Russia is currently gearing up for parliamentary elections on September 18 that pro-Kremlin parties look set to dominate, and that message seems to have registered.

The last time the country voted in legislative polls five years ago, tens of thousands of ordinary citizens took to the streets for mass protests that became the biggest challenge to President Vladimir Putin’s domination of the country since he took charge in 2000.

This time around there appears to be little chance of a repeat.

In late 2011 and early 2012 Gushchin — then a recent graduate who had just started dabbling in political activism — was part of the crowds in Moscow demanding change after evidence of flagrant vote-rigging emerged.

The protests petered out after riot police violently cleared a demonstration on the eve of Putin’s inauguration for a third term as president in May 2012. Gushchin was detained briefly after trying to pull an officer off a protester, but he thought little of it and carried on with life.

Then, out of the blue nine months later, police arrived at his door and arrested him.

“I had forgotten about it,” he said. “Then they just showed up.”

Gushchin was one of over 30 demonstrators — prominent activists, students, pensioners — who would be swept up seemingly at random by the authorities and charged with attacking the police.

Their cases — which came to be known as the Bolotnaya affair after the square the demonstration took place on — reverberated around the country, and rights groups denounced them as show trials.

Eventually Gushchin, who now works for prisoner rights group Rus Sidyashchaya, was found guilty.

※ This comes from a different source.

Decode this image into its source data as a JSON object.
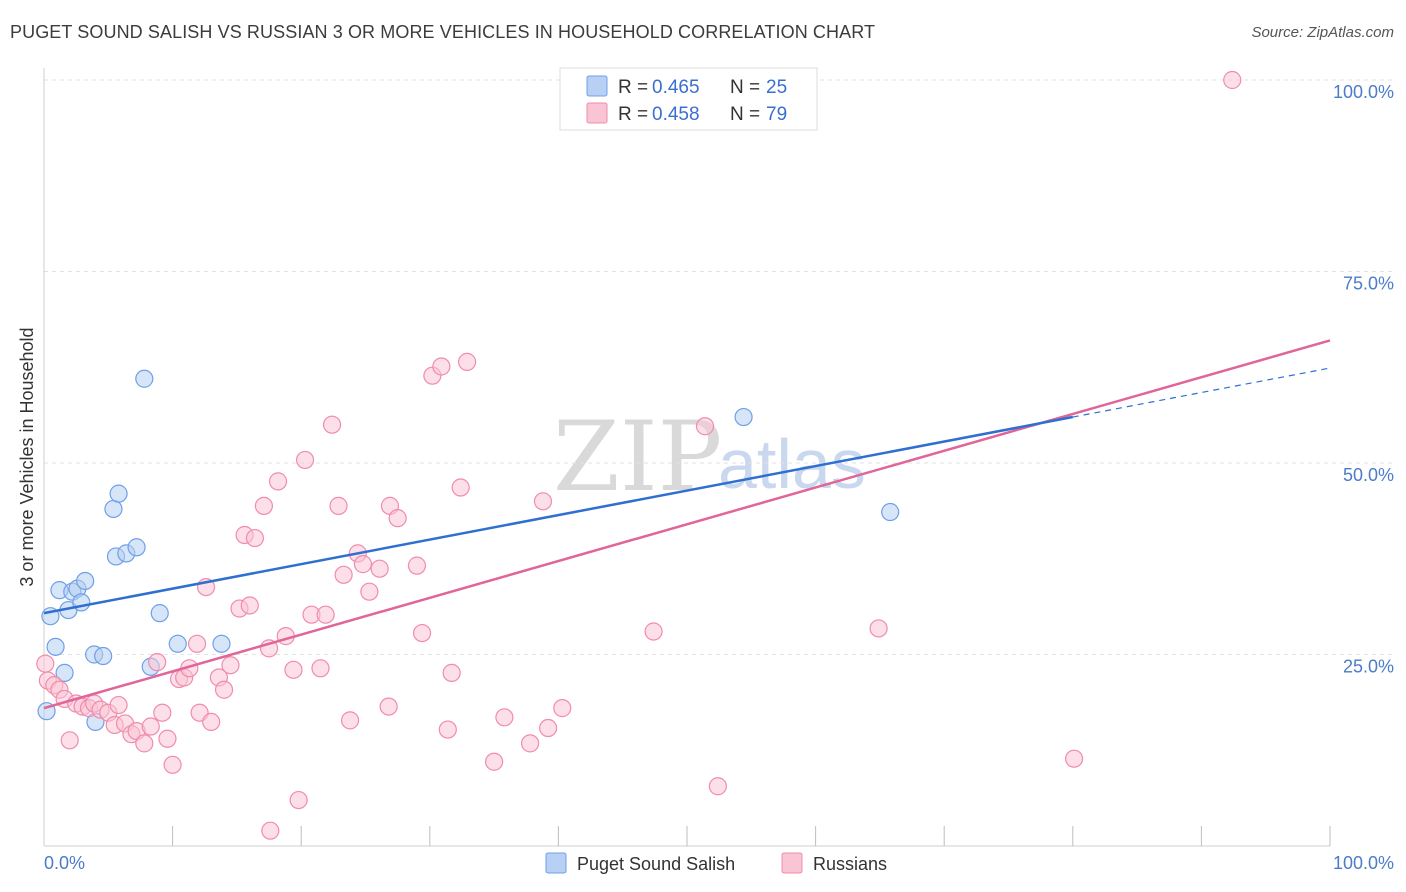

In the summer of 2015, after more than 900 days behind bars, he was released.

The legal onslaught against the demonstrators was not the only weapon the authorities used.

They simultaneously set about curbing the very right to protest.

“When Vladimir Putin returned to the Kremlin in May 2012, the authorities immediately rammed through a set of restrictive amendments to the law on demonstrations,” said Tanya Lokshina from Human Rights Watch.

“The amendments significantly curtailed the right to free assembly and hugely increased fines for breaching assembly-related regulations.”

Since then the laws have been tightened up still further as the Kremlin watched with horror the dramatic events that unfolded in neighbouring ex-Soviet Ukraine.

In 2014 huge protests deposed Russian-backed leader Viktor Yanukovych. For Putin, critics said, it was a nightmarish vision of what could happen to him at home.

“It certainly made Russian authorities even more resolved to crack down on protest activists,” Lokshina said.

In theory, with Russia mired in economic recession and living standards slipping, there appear many ingredients for demonstrations this time.

But beyond the clampdown, there are key reasons why the protest movement looks unlikely to fire up.

Putin is still enjoying high approval ratings after the annexation of Crimea from Ukraine in 2014 and some of that rubs off on the parties that support him.

Learning its lesson from last time, the Kremlin, while not relinquishing its tight grip on the controls, appears desperate to give the polls a sheen of legitimacy.

A new elections chief has been appointed to stamp out the most blatant corruption and more parties have been allowed to compete.

Meanwhile, Alexei Navalny — who spearheaded the protests five years ago — has been targeted by criminal cases and excluded from politics.

That leaves the remainder of the factious opposition rudderless and unable to counter the attacks from slavishly pro-Kremlin state-controlled media.

They are also struggling to shake off the chilling effects of the shooting of charismatic Putin critic Boris Nemtsov just yards from the Kremlin in February 2015.

Despite the years of his life he lost in jail, Gushchin insists that he would still be ready to go on to the streets if needed.

For now, however, there seems little chance of that.

“I am willing to take part in something that is worth it,” he said.

“But these days ... I don’t see anything out there that is interesting in terms of politics.”